Иван Макарович курировал группу регионов, часто там бывал, собирал и анализировал информацию, готовил документы, которые, в зависимости от того, совпадали они с мнением начальства или нет, позже становились основой служебных записок, директивных писем, а иногда и более весомых бумаг. Тексты Ивана Макаровича почти всегда совпадали с мнением часто меняющихся начальников, но он, как надежный и верный винтик бюрократической машины, точно вставал в предназначенное для него гнездо.
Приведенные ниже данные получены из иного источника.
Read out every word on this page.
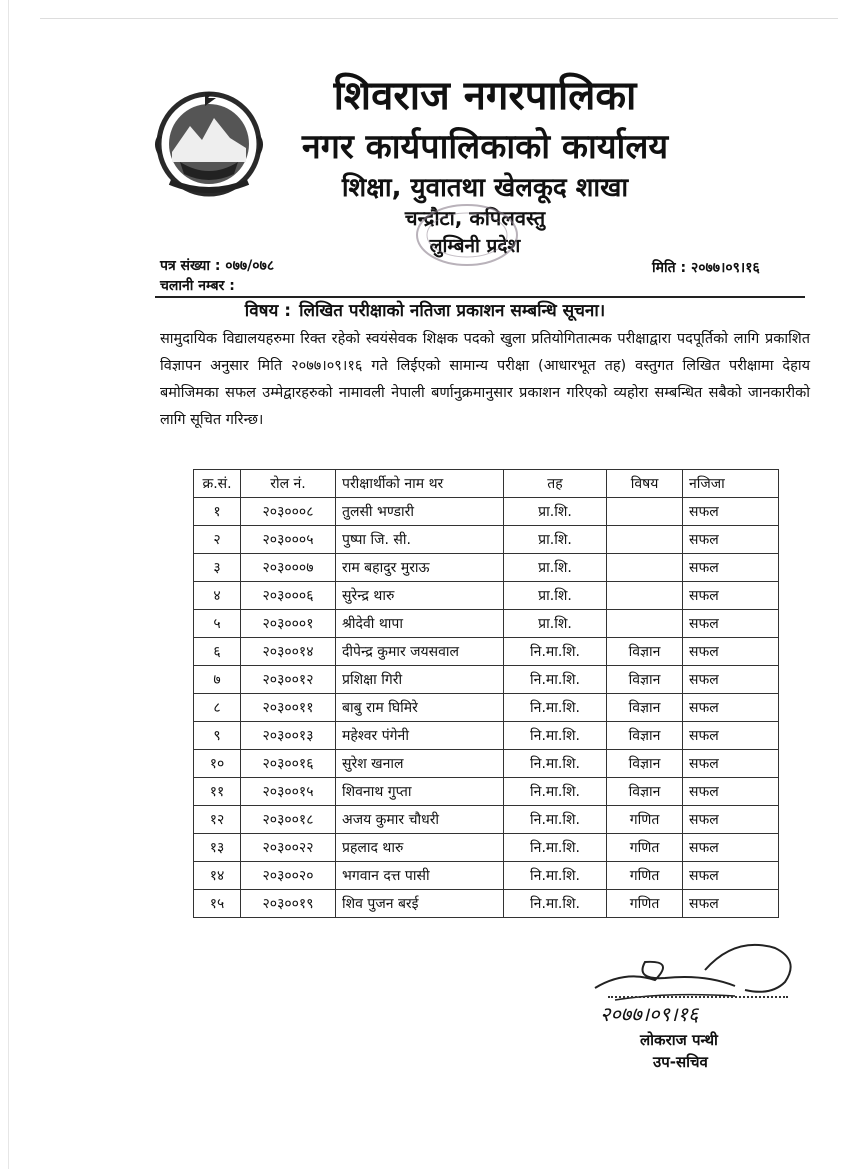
शिवराज नगरपालिका
नगर कार्यपालिकाको कार्यालय
शिक्षा, युवातथा खेलकूद शाखा
चन्द्रौटा, कपिलवस्तु
लुम्बिनी प्रदेश
पत्र संख्या : ०७७/०७८
चलानी नम्बर :
मिति : २०७७।०९।१६
विषय : लिखित परीक्षाको नतिजा प्रकाशन सम्बन्धि सूचना।
सामुदायिक विद्यालयहरुमा रिक्त रहेको स्वयंसेवक शिक्षक पदको खुला प्रतियोगितात्मक परीक्षाद्वारा पदपूर्तिको लागि प्रकाशित विज्ञापन अनुसार मिति २०७७।०९।१६ गते लिईएको सामान्य परीक्षा (आधारभूत तह) वस्तुगत लिखित परीक्षामा देहाय बमोजिमका सफल उम्मेद्वारहरुको नामावली नेपाली बर्णानुक्रमानुसार प्रकाशन गरिएको व्यहोरा सम्बन्धित सबैको जानकारीको लागि सूचित गरिन्छ।
क्र.सं.	रोल नं.	परीक्षार्थीको नाम थर	तह	विषय	नजिजा
१	२०३०००८	तुलसी भण्डारी	प्रा.शि.		सफल
२	२०३०००५	पुष्पा जि. सी.	प्रा.शि.		सफल
३	२०३०००७	राम बहादुर मुराऊ	प्रा.शि.		सफल
४	२०३०००६	सुरेन्द्र थारु	प्रा.शि.		सफल
५	२०३०००१	श्रीदेवी थापा	प्रा.शि.		सफल
६	२०३००१४	दीपेन्द्र कुमार जयसवाल	नि.मा.शि.	विज्ञान	सफल
७	२०३००१२	प्रशिक्षा गिरी	नि.मा.शि.	विज्ञान	सफल
८	२०३००११	बाबु राम घिमिरे	नि.मा.शि.	विज्ञान	सफल
९	२०३००१३	महेश्वर पंगेनी	नि.मा.शि.	विज्ञान	सफल
१०	२०३००१६	सुरेश खनाल	नि.मा.शि.	विज्ञान	सफल
११	२०३००१५	शिवनाथ गुप्ता	नि.मा.शि.	विज्ञान	सफल
१२	२०३००१८	अजय कुमार चौधरी	नि.मा.शि.	गणित	सफल
१३	२०३००२२	प्रहलाद थारु	नि.मा.शि.	गणित	सफल
१४	२०३००२०	भगवान दत्त पासी	नि.मा.शि.	गणित	सफल
१५	२०३००१९	शिव पुजन बरई	नि.मा.शि.	गणित	सफल
२०७७।०९।१६
लोकराज पन्थी
उप-सचिव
Еще не родилась и не созрела та власть, которой бы не был нужен умный и покладистый чиновник. Он это понимал и втайне гордился своей причастностью к этой вековой касте, которой принадлежала, да и принадлежит, вся полнота власти в стране, и притом не только нашей.
Выскочки, в силу тех или иных обстоятельств взлетевшие на высокие посты, наивно думают, что они — власть. Где они теперь? Только аппарат, тайный, невидимый чиновничий орден, обладает властью и наследует ее. Да что там наследует! Он никогда не выпускает ее из рук.
Правда, меняются времена, меняются форма и название, а суть, суть всегда остается — служить и этим кормиться.